La promesa

Miguel A. San Emeterio

Cerré la oficina antes de tiempo para irme de cervezas con mi padre. 

Julio, el dueño del bar, calentó la conversación al criticar la gestión del alcalde. Estuvimos lanzando propuestas al aire para arreglar el municipio y erradicar el tráfico de drogas en las calles. La barra se llenó de botellines vacíos, salpicaduras de salsa y aceite, servilletas arrugadas y platos de media ración amontonados; la superficie de madera estaba pegajosa, y me costó despegar la hoja informativa de un nuevo partido político independiente.

—Necesitamos gente para presentarnos a las siguientes elecciones —dijo Julio.

—No sé si valgo para la política.

—Si tanto deseas mejorar este pueblo —siguió mi padre—, la política es el único medio.

Rellené la solicitud de ingreso. Me puse de pie en un taburete y contagié al resto de comensales mi euforia ideológica; me aplaudieron, me invitaron a tres rondas de licor y terminé saliendo del bar a hombros de Julio.

—¡Presidente, presidente, presidente…! —gritaron, hasta que el grupo se dispersó y me quedé solo con mi padre.
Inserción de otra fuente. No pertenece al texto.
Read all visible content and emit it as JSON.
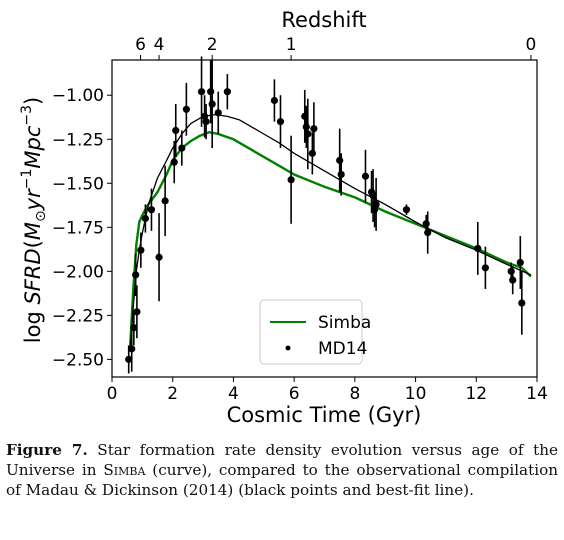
{
  "chart_data": {
    "type": "line",
    "xlabel": "Cosmic Time (Gyr)",
    "ylabel": "log SFRD(M⊙yr⁻¹Mpc⁻³)",
    "ylabel_parts": {
      "a": "log ",
      "b": "SFRD",
      "c": "(",
      "d": "M",
      "e": "⊙",
      "f": "yr",
      "g": "−1",
      "h": "Mpc",
      "i": "−3",
      "j": ")"
    },
    "top_xlabel": "Redshift",
    "xlim": [
      0,
      14
    ],
    "ylim": [
      -2.6,
      -0.8
    ],
    "x_ticks": [
      0,
      2,
      4,
      6,
      8,
      10,
      12,
      14
    ],
    "x_tick_labels": [
      "0",
      "2",
      "4",
      "6",
      "8",
      "10",
      "12",
      "14"
    ],
    "y_ticks": [
      -2.5,
      -2.25,
      -2.0,
      -1.75,
      -1.5,
      -1.25,
      -1.0
    ],
    "y_tick_labels": [
      "−2.50",
      "−2.25",
      "−2.00",
      "−1.75",
      "−1.50",
      "−1.25",
      "−1.00"
    ],
    "top_ticks": [
      {
        "label": "6",
        "t": 0.94
      },
      {
        "label": "4",
        "t": 1.55
      },
      {
        "label": "2",
        "t": 3.3
      },
      {
        "label": "1",
        "t": 5.9
      },
      {
        "label": "0",
        "t": 13.8
      }
    ],
    "series": [
      {
        "name": "Simba",
        "color": "#008000",
        "style": "line",
        "x": [
          0.6,
          0.7,
          0.8,
          0.9,
          1.0,
          1.2,
          1.5,
          1.8,
          2.0,
          2.3,
          2.6,
          2.9,
          3.2,
          3.5,
          4.0,
          4.5,
          5.0,
          5.5,
          6.0,
          7.0,
          8.0,
          9.0,
          10.0,
          11.0,
          12.0,
          13.0,
          13.5,
          13.8
        ],
        "y": [
          -2.42,
          -2.1,
          -1.85,
          -1.72,
          -1.68,
          -1.62,
          -1.55,
          -1.45,
          -1.37,
          -1.3,
          -1.26,
          -1.23,
          -1.21,
          -1.22,
          -1.25,
          -1.3,
          -1.35,
          -1.4,
          -1.45,
          -1.52,
          -1.58,
          -1.66,
          -1.73,
          -1.8,
          -1.87,
          -1.95,
          -1.98,
          -2.03
        ]
      },
      {
        "name": "",
        "color": "#000000",
        "style": "line",
        "x": [
          0.6,
          0.7,
          0.8,
          0.9,
          1.0,
          1.2,
          1.5,
          1.8,
          2.0,
          2.3,
          2.6,
          3.0,
          3.4,
          3.8,
          4.2,
          4.6,
          5.0,
          5.5,
          6.0,
          7.0,
          8.0,
          9.0,
          10.0,
          11.0,
          12.0,
          13.0,
          13.8
        ],
        "y": [
          -2.45,
          -2.2,
          -2.0,
          -1.88,
          -1.78,
          -1.62,
          -1.47,
          -1.37,
          -1.3,
          -1.22,
          -1.16,
          -1.12,
          -1.11,
          -1.12,
          -1.14,
          -1.18,
          -1.22,
          -1.27,
          -1.33,
          -1.43,
          -1.53,
          -1.62,
          -1.72,
          -1.81,
          -1.88,
          -1.96,
          -2.02
        ]
      },
      {
        "name": "MD14",
        "color": "#000000",
        "style": "points",
        "points": [
          {
            "x": 0.55,
            "y": -2.5,
            "err": 0.08
          },
          {
            "x": 0.65,
            "y": -2.44,
            "err": 0.13
          },
          {
            "x": 0.72,
            "y": -2.32,
            "err": 0.1
          },
          {
            "x": 0.78,
            "y": -2.02,
            "err": 0.12
          },
          {
            "x": 0.82,
            "y": -2.23,
            "err": 0.15
          },
          {
            "x": 0.95,
            "y": -1.88,
            "err": 0.1
          },
          {
            "x": 1.1,
            "y": -1.7,
            "err": 0.08
          },
          {
            "x": 1.3,
            "y": -1.65,
            "err": 0.12
          },
          {
            "x": 1.55,
            "y": -1.92,
            "err": 0.25
          },
          {
            "x": 1.75,
            "y": -1.6,
            "err": 0.2
          },
          {
            "x": 2.05,
            "y": -1.38,
            "err": 0.12
          },
          {
            "x": 2.1,
            "y": -1.2,
            "err": 0.15
          },
          {
            "x": 2.3,
            "y": -1.3,
            "err": 0.1
          },
          {
            "x": 2.45,
            "y": -1.08,
            "err": 0.15
          },
          {
            "x": 2.95,
            "y": -0.98,
            "err": 0.2
          },
          {
            "x": 3.05,
            "y": -1.12,
            "err": 0.12
          },
          {
            "x": 3.1,
            "y": -1.15,
            "err": 0.1
          },
          {
            "x": 3.25,
            "y": -0.98,
            "err": 0.18
          },
          {
            "x": 3.3,
            "y": -1.05,
            "err": 0.25
          },
          {
            "x": 3.5,
            "y": -1.1,
            "err": 0.12
          },
          {
            "x": 3.8,
            "y": -0.98,
            "err": 0.1
          },
          {
            "x": 5.35,
            "y": -1.03,
            "err": 0.12
          },
          {
            "x": 5.55,
            "y": -1.15,
            "err": 0.15
          },
          {
            "x": 5.9,
            "y": -1.48,
            "err": 0.25
          },
          {
            "x": 6.35,
            "y": -1.12,
            "err": 0.15
          },
          {
            "x": 6.4,
            "y": -1.18,
            "err": 0.12
          },
          {
            "x": 6.45,
            "y": -1.22,
            "err": 0.2
          },
          {
            "x": 6.6,
            "y": -1.33,
            "err": 0.12
          },
          {
            "x": 6.65,
            "y": -1.19,
            "err": 0.15
          },
          {
            "x": 7.5,
            "y": -1.37,
            "err": 0.18
          },
          {
            "x": 7.55,
            "y": -1.45,
            "err": 0.12
          },
          {
            "x": 8.35,
            "y": -1.46,
            "err": 0.15
          },
          {
            "x": 8.55,
            "y": -1.55,
            "err": 0.12
          },
          {
            "x": 8.6,
            "y": -1.57,
            "err": 0.15
          },
          {
            "x": 8.65,
            "y": -1.65,
            "err": 0.1
          },
          {
            "x": 8.7,
            "y": -1.62,
            "err": 0.15
          },
          {
            "x": 9.7,
            "y": -1.65,
            "err": 0.03
          },
          {
            "x": 10.35,
            "y": -1.73,
            "err": 0.05
          },
          {
            "x": 10.4,
            "y": -1.78,
            "err": 0.12
          },
          {
            "x": 12.05,
            "y": -1.87,
            "err": 0.15
          },
          {
            "x": 12.3,
            "y": -1.98,
            "err": 0.12
          },
          {
            "x": 13.15,
            "y": -2.0,
            "err": 0.05
          },
          {
            "x": 13.2,
            "y": -2.05,
            "err": 0.08
          },
          {
            "x": 13.45,
            "y": -1.95,
            "err": 0.15
          },
          {
            "x": 13.5,
            "y": -2.18,
            "err": 0.18
          }
        ]
      }
    ],
    "legend": {
      "placement": "lower-center",
      "entries": [
        {
          "label": "Simba",
          "color": "#008000",
          "marker": "line"
        },
        {
          "label": "MD14",
          "color": "#000000",
          "marker": "point"
        }
      ]
    },
    "grid": false
  },
  "caption": {
    "label": "Figure 7.",
    "text_before": " Star formation rate density evolution versus age of the Universe in ",
    "simba": "Simba",
    "text_after": " (curve), compared to the observational compilation of Madau & Dickinson (2014) (black points and best-fit line)."
  }
}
Al año siguiente, cuando ganamos las elecciones, celebramos el éxito en el bar donde todo había empezado. Aún recuerdo los abrazos prietos que oprimían mis costillas, los saltos, los vítores, las peticiones de aquellos que rebajaban su dignidad con tal de recibir algún puesto de confianza, las risas y las botellas de champán, cortesía del dueño del bar, que volaron mano a mano y chorrearon gargantas, pechos y suelo a cada trago.

Me despedí de Julio antes de llegar al desmadre; recuerdo el símbolo del dólar marcado a fuego en sus pupilas. Salí y sentí el alboroto del local alejarse de mis oídos. Pero una mujer sentada en el escalón de un portal frenó la inercia de mi júbilo; lloraba con las manos apoyadas en la cabeza. Su hijo Javier, un niño de nueve años con síndrome de Down, entró en una crisis violenta de comportamiento. La convivencia en casa se convirtió en un calvario para ella, pero lo que le preocupaba de verdad era que Javier pudiera valerse por sí mismo en el futuro.  

—Hay ciento cincuenta niños con síndrome de Down en la comarca —expuso la madre de Javier sumergida en el sollozo—. Necesitamos un colegio especial con profesores competentes para estas criaturas.

—Te prometo que trabajaré duro para conseguirlo.

—Todos los políticos decís lo mismo y luego…

—Te lo prometo —interrumpí—. Yo no soy como ellos.

Lo primero que hice al ostentar el cargo de alcalde fue localizar un solar para construir un centro de educación especial. Encontré uno con las características adecuadas, el único que había con la superficie mínima para albergar un centro educativo, pero ese terreno estaba reservado para satisfacer los intereses de la promotora que había financiado nuestra campaña electoral: Pacheco S.A. 

Julio se comprometió a ceder a Pacheco S.A. los derechos para el levantamiento de un centro comercial; cuando me lo dijo, entendí su interés por la Concejalía de Urbanismo y esos ojos de millonario la noche que ganamos las elecciones.

Cité a Julio en mi despacho de la casa consistorial y procuré sensibilizarlo a favor de los niños con síndrome de Down.

—El ayuntamiento está en quiebra —me dijo—. La deuda asciende a treinta millones de euros. No hay dinero ni para pagar a los proveedores.

—Julio, tenemos que hacer algo por esos niños.

—¡Deja las gilipolleces para otro momento!

Julio dio un puñetazo sobre la mesa y se levantó de la silla.

—Le damos la parcela a Pacheco y nos llevamos la comisión calentita. 

La deuda borró de mis pensamientos la idea del centro de educación especial, pero esos niños seguían pellizcando lo más profundo de mi corazón.

Una mañana me trajeron al despacho un documento para autorizar las obras del centro comercial y firmar la concesión de la propiedad del solar. Lo leí dos veces. Saqué un bolígrafo plateado de mi chaqueta y, cuando me dispuse a firmarlo, un hombre tocó la puerta y entró sin pedir permiso. Era Manuel Caco, un famoso narcotraficante que me pidió hacer la vista gorda a cambio de dinero.

—Dos millones —le dije.

Dos millones que utilicé para construir el centro educativo para niños con discapacidad intelectual.